In this example, the anomalies are all positive. But the same applies to negative anomalies and sharp edges. MicroLevel ameliorates this problem by using two filters to effect the low-pass filtering: First, the rows (or columns for NS line directions) are filtered using a median filter to try and remove the high-amplitude, short-wavelength anomalies. So the median filter should be at least twice as wide as these features. This is followed by a Savitzky-Golay (degree 2 polynomial) low-pass filter with a cut-off wavelength that targets the shortest long-wavelength artefacts. The width of the median filter is typically half that of the Savitzky-Golay filter. 

(b) The second problem is that there may be real elongate anomalies in the line direction, and the decorrugation will remove these as well! MicroLevel provides a solution to this problem by way of excluding some parts of the grid from being levelled using polygons. Polygons can be created using MicoLevel's Create Polygon tool. Any number of these can be loaded before decorrugation, and the areas inside these polygons will not be decorrugated. The polygons can also be used to exclude areas where the median/Savitzky filter combination has still resulted in filter leakage.
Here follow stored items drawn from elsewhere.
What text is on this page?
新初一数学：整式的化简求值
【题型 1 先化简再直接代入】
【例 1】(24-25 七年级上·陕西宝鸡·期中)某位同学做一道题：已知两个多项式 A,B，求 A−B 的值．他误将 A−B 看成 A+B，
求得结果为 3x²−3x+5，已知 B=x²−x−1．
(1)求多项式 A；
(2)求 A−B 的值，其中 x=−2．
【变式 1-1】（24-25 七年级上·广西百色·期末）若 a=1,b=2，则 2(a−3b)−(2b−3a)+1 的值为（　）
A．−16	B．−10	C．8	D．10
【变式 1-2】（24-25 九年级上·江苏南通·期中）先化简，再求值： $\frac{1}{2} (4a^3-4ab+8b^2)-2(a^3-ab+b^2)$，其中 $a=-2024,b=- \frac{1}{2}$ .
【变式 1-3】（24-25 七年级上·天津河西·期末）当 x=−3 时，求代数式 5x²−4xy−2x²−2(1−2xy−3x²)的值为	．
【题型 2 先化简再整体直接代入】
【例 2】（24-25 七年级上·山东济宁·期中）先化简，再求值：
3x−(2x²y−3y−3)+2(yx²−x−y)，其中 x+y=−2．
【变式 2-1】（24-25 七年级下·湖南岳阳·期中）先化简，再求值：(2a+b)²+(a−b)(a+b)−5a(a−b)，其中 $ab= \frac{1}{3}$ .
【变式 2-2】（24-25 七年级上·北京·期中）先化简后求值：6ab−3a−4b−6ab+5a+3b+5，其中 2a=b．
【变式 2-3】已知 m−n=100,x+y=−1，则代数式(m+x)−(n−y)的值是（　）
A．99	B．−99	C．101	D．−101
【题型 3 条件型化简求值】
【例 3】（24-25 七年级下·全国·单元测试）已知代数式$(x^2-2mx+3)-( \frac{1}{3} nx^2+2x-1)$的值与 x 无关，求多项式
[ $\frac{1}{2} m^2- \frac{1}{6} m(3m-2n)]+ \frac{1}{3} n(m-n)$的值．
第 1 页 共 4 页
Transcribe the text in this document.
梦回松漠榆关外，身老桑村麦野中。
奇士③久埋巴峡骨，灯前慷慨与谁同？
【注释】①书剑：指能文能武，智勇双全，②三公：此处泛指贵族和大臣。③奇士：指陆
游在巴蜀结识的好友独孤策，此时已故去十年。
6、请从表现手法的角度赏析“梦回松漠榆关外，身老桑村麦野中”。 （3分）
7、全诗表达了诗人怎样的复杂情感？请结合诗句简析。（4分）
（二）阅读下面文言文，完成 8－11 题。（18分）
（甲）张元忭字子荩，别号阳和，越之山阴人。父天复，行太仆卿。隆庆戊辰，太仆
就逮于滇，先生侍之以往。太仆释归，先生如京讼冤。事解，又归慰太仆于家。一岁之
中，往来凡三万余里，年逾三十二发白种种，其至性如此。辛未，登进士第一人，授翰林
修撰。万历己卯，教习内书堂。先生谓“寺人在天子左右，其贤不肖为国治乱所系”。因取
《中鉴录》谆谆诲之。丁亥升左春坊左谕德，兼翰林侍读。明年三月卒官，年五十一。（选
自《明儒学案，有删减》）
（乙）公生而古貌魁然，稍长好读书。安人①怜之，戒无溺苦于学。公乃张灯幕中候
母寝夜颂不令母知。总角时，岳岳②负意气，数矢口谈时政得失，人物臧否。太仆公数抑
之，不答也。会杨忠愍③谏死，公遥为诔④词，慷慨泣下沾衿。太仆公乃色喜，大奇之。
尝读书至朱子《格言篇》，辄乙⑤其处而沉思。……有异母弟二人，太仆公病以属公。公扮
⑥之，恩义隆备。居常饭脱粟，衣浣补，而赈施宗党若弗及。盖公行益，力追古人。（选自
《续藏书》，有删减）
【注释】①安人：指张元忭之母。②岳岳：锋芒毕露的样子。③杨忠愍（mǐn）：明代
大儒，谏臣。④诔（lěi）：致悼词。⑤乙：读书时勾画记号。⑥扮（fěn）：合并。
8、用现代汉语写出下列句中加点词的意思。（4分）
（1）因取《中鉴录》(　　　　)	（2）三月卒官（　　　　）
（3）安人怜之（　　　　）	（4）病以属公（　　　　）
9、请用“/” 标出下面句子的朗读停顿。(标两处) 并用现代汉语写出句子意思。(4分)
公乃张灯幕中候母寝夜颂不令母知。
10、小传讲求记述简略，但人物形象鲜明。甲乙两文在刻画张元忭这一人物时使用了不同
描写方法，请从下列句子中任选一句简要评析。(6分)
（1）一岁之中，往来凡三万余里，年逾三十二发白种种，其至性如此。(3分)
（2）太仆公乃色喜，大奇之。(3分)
(c) Where a grid has irregular boundaries and significant anomalies on the edges of the grid, the filtering can introduce edge effects - streaks in both the NS and EW directions emanating from the edges. The solution here is to pad (or "plug") all the null values with interpolated values prior to the decorrugation. After decorrugation, the nulls can be re-inserted into the output  grids (decorrugated and correction grids).


References

Fuller, B, D. (1967). "Two-dimensional frequency analysis and design of grid operators", in Mining Geophysics, v2, Society of Exploration Geophysicists, p658-708.

Minty, B.R.S. 1991. Simple micro-levelling for aeromagnetic data. Exploration Geophysics, 22, 591-592.